Daniel Vanhove, 19 juillet 2024. Nous savions. Tous, nous savions. Tous, nous avions les informations. Il suffisait d’avoir le courage de les prendre en compte, et de les confronter aux récits mensongers du régime colonial sioniste. Mais, régulièrement alimentés par le rappel culpabilisant des crimes commis à l’encontre des juifs sous le régime nazi, nous avons manqué de ce courage. Nous n’avons pas produit le travail élémentaire de sortir de ce sordide amalgame élaboré par les stratèges sionistes se servant du génocide nazi, et d’en démêler les plans. Le sentiment de honte absolue face aux horreurs du régime nazi et de ses collabos nous a submergés, aveuglés, et paralysés. Ce qui se déroule depuis des décennies en Palestine occupée aurait dû non seulement nous alerter au plus haut point, mais de suite nous mobiliser tant collectivement qu’individuellement. D’autant qu’existent quantité d’informations sourcées ramenées par ceux qui se sont rendus sur place et en ont témoigné. De l’anonyme bénévole, aux ONG les plus en vue. Or, à quoi avons-nous assisté ? A de très modestes réactions sur la forme, mais jamais aucune sur le fond. Nos responsables politiques ont multiplié les réunions internationales, les sommets de façade et autres ballets diplomatiques accouchant de déclarations timorées et consensuelles. Mais sans prendre la moindre décision contraignante pour tuer dans l’œuf une idéologie mortifère qui a eu toute latitude pour se développer et en arriver, par ses intrigues odieuses, au génocide actuel que personne n’arrive plus à arrêter. Nous n’avons aucune excuse.

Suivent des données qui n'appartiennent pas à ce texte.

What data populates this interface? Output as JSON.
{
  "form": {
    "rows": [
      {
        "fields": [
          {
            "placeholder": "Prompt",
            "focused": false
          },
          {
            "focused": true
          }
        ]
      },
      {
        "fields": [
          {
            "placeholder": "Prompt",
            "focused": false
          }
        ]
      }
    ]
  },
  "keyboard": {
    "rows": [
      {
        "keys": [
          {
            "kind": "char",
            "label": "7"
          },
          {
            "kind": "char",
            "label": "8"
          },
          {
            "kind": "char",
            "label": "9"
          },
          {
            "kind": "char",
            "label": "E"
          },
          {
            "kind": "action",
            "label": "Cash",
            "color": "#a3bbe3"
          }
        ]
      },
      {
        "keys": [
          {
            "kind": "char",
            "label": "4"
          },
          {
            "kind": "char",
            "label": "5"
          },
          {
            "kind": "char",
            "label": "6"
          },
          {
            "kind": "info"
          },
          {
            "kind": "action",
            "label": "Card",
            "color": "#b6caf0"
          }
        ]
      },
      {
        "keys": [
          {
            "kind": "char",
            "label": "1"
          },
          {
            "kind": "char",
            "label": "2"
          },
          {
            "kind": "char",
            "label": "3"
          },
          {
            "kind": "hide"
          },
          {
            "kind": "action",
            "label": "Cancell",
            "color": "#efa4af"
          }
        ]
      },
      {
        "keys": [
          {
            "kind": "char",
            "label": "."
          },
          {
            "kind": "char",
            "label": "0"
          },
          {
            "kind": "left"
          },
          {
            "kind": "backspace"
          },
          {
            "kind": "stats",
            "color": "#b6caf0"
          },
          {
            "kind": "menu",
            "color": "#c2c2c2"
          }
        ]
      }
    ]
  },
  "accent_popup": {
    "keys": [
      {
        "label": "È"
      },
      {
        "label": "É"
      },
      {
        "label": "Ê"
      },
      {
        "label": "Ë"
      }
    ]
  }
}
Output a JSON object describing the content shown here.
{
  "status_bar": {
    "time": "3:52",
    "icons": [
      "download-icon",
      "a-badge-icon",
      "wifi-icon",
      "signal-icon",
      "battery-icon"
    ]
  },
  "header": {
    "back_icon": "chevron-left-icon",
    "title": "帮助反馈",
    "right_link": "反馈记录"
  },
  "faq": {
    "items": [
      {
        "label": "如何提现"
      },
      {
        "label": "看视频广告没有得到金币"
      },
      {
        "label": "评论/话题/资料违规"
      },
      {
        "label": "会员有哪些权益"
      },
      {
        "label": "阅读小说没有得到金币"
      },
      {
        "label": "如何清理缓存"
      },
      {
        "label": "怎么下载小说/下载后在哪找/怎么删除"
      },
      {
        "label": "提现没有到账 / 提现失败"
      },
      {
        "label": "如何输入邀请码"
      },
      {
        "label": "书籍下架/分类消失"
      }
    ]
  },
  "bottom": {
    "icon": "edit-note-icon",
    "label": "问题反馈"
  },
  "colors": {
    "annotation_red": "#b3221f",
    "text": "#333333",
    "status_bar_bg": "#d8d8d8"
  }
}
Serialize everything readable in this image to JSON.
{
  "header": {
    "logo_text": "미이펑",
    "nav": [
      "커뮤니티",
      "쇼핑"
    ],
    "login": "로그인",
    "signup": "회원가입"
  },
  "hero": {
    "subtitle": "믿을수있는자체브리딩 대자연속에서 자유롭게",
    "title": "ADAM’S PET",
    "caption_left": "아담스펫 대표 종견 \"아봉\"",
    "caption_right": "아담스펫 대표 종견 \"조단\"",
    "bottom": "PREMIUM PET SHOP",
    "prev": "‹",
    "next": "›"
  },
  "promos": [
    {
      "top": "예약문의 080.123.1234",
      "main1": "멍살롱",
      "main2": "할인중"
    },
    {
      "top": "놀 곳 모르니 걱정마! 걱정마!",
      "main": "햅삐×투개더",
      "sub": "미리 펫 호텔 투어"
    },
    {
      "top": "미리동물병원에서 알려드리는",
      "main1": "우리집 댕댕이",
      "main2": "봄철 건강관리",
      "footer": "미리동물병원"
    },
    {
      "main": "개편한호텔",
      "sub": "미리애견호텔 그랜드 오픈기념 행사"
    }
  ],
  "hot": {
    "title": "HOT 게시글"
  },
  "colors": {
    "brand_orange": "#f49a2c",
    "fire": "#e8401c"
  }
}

L’ainsi nommée « Communauté internationale » qui, dès le départ, a imposé la partition de la Palestine à ses habitants, s’est accommodée des pillages de terres pour quantité de mauvaises raisons, et n’y a rien opposé de sérieux sinon quelques piètres protestations verbales. Ces vols étaient toujours accomplis avec violence allant souvent jusqu’aux crimes de Palestiniens lésés et agressés par des colons majoritairement issus d’Europe et des Etats-unis. Mais comme il s’agissait d’individus se réclamant de leur appartenance au « peuple juif », personne n’a osé réagir, et ces pratiques illégales sont devenues la norme, voire « banales ».
Le Droit international et humanitaire a été mis en place après les carnages des deux guerres fratricides qui ont dévasté l’Europe et débordé au-delà au point de les qualifier de « mondiales ». Quantité de juristes y travaillent dans des conditions parfois pénibles, tant ce Droit se heurte régulièrement aux intérêts économiques et financiers des pays dominants qui n’entendent pas se laisser imposer de limites dans leurs aventures coloniales prédatrices. Dans les enceintes onusiennes qui devraient être exemplaires, la loi du plus fort règne aussi, à peine tempérée par certaines règles auxquelles la plupart des Etats ont pourtant accepté de se soumettre. Sauf que ce Droit international et les résolutions qu’il émet occasionnellement n’est pas respecté par la colonie appelée « Israël » au titre d’exceptionnalité. Et personne n’a trouvé à redire, sinon les habituelles réprobations aussi « banales » qu’inopérantes.
Les « avant-postes » – pour reprendre le langage du régime colonial – implantés par les différents gouvernements sionistes se sont multipliés dans les collines et les terres désertiques habitées de bédouins et leurs troupeaux, loin des caméras et la plupart du temps ignorés des médias. Ces nomades étaient, de toute façon, vus depuis les pays se disant « civilisés », tels des arriérés vivant encore sous tentes et se déplaçant au gré des saisons, comme autrefois. Et puisqu’il s’agissait d’Arabes, dans les habitudes des grandes puissances, rien de neuf dans ce racisme inhérent à leurs pratiques coloniales, et quoi de plus « banal », en somme?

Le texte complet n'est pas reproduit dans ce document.